There’s a lot to admire in Private Power, Public Law, but I’ll highlight two things that increasingly resonate with me. Start with how it’s so clearly written, with a distinctive perspective, and backed up by copious research. In this, as well as the attention she paid to questions of justice, she was a scholar in the mold of the other great Susan. In the background of Susan Sell’s work, you can always detect Susan Strange’s famous research question, Cui bono?
The reader can appreciate all that on first reading. But pay attention also to Susan’s theoretical framework – or rather, Margaret Archer’s morphogenetic framework, an ingenious method for untangling the mutual constitution of agents and structure by examining how the two change over time.
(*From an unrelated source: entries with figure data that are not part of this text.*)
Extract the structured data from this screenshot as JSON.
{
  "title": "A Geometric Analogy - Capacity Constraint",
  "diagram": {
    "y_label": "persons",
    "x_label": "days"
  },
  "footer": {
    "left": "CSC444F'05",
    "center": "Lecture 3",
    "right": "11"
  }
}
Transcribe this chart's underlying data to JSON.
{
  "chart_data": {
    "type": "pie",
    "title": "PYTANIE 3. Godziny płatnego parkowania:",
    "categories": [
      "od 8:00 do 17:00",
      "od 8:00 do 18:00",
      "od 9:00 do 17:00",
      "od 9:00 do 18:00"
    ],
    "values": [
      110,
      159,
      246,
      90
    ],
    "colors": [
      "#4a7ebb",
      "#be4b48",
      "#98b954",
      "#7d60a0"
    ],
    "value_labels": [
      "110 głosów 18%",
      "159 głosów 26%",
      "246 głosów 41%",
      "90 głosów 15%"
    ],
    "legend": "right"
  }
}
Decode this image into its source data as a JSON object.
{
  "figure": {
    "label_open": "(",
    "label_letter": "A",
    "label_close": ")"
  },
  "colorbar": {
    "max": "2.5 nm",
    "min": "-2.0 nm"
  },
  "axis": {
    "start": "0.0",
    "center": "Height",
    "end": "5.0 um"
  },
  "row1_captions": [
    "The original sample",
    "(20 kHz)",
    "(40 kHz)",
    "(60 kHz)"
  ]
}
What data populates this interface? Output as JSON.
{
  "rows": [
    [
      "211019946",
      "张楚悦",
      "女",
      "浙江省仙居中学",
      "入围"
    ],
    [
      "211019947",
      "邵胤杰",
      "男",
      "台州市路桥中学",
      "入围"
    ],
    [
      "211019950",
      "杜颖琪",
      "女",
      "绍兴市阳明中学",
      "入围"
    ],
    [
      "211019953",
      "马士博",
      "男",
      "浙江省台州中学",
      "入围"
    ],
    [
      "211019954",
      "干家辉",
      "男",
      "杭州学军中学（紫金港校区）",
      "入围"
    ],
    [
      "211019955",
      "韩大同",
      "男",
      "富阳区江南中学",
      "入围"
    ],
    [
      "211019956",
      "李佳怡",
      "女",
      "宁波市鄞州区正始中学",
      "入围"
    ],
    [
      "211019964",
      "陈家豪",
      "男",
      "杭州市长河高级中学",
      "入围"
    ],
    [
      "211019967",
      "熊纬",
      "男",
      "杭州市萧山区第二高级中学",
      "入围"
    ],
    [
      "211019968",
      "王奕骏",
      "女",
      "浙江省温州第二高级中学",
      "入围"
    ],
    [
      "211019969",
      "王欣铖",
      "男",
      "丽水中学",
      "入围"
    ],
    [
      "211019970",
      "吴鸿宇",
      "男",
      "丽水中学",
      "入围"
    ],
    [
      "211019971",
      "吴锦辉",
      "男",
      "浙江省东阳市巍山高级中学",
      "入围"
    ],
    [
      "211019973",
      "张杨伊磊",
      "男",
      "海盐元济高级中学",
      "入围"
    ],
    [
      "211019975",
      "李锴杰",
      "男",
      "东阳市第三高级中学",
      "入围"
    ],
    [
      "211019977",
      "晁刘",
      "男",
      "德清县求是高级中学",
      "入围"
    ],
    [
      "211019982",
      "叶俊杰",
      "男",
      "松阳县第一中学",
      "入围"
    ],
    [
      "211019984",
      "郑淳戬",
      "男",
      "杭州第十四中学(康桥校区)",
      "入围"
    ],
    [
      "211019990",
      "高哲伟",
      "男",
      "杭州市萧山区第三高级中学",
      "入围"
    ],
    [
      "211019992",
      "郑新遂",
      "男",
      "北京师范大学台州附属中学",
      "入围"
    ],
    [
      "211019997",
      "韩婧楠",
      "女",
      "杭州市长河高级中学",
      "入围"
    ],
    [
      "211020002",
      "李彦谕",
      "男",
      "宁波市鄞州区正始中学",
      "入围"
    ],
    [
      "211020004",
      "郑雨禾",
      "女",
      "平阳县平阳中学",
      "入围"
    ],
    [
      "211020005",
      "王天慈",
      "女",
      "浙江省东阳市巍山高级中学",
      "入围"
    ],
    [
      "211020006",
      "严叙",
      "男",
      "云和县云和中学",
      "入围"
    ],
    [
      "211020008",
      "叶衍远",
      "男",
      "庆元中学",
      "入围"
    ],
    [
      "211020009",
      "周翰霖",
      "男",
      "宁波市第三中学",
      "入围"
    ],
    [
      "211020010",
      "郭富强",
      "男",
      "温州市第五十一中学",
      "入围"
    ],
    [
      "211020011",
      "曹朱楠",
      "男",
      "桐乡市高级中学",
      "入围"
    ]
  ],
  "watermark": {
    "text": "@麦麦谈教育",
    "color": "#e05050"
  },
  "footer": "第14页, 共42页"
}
International Relations/IPE, like most disciplines, is enamoured with novelty. This can sometimes lead us to invent needless jargon or to refashion existing theories into something supposedly new. Susan doesn’t do that here. Applying critical IPE theory (Robert Cox and Susan Strange get early shout-outs) to a critical case, the creation of the Agreement on Trade Related Aspects of Intellectual Property Rights (TRIPS), is innovation enough. That someone of Susan’s stature to ground her work in an already-established theoretical framework is important. It models good scholarship practices: do the research, give credit where due.
So, April 2013, at the International Studies Association conference in San Francisco: my first conference as a professor. It’s easy to get lost at a huge conference like ISA. At previous conferences as a student, my presentations hadn’t connected much; I hadn’t yet found my people.
I’d emailed Susan to ask if she could meet for coffee. My book, based on my dissertation and containing a lot of her ideas, was at the publishers and would be out the following year; I figured we’d have something to discuss. We met in the hotel lobby. I’d previously met Susan while doing field work in Washington, DC. Then, as now, she was generous with her time, enthusiastic, sharp and engaged; she treated student me and professor me the exact same way. She didn’t expound: she was more interested in discovering what you thought, and digging into whatever we were talking about. She knew how to listen. In improv, there’s a principle called “yes, and.” The idea is to build on what your scene partner is saying and run with it. Susan was a “yes, and” person.
In San Francisco, professor to professor(!), I started describing my book. “Yes, I know,” she interrupted. “I’ve already read it. I was one of the reviewers.” I had no idea. She loved it, she told me. I was floored. And beyond grateful.
Over the next decade, our paths would cross several times: a small, impromptu dinner I organized at one ISA, bringing together an agreeable mix of junior and senior scholars; an interview about her academic influences; some panels (a yes-and person is always up for a good idea); a Zoom-enabled Australian Football League Grand Final party during quarantine.
Always she was such a strong, vocal proponent of my, and my partner’s, regulatory scholar Natasha Tusikov, work, singing our praises to her fellow senior scholars. She didn’t have to do that, but she did.
The last time we saw Susan in person was in 2023, at the Montreal ISA conference. Echoing 2013, we had a co-authored book coming out in a few months; this time, we knew she had already read it. What we weren’t prepared for was her massive enthusiasm for it. We take some big swings in the book, and Susan was there for them. By the end of our talk, Natasha and I were floating. (She would again play our cheerleader the final time we saw her, at our virtual book launch, hosted by her home base, the School of Regulation and Global Governance at the Australian National University.)
We talked about her current research agenda, which she related with the same intense enthusiasm she always seemed to have. Her ideas, as always, left me in awe. As her work on IP demonstrates, Susan had the gift of being able to see around corners, and this project sounded no different. I will miss Susan personally, but losing her perception, her voice, at a time when everything seems in flux, is a gigantic loss to society.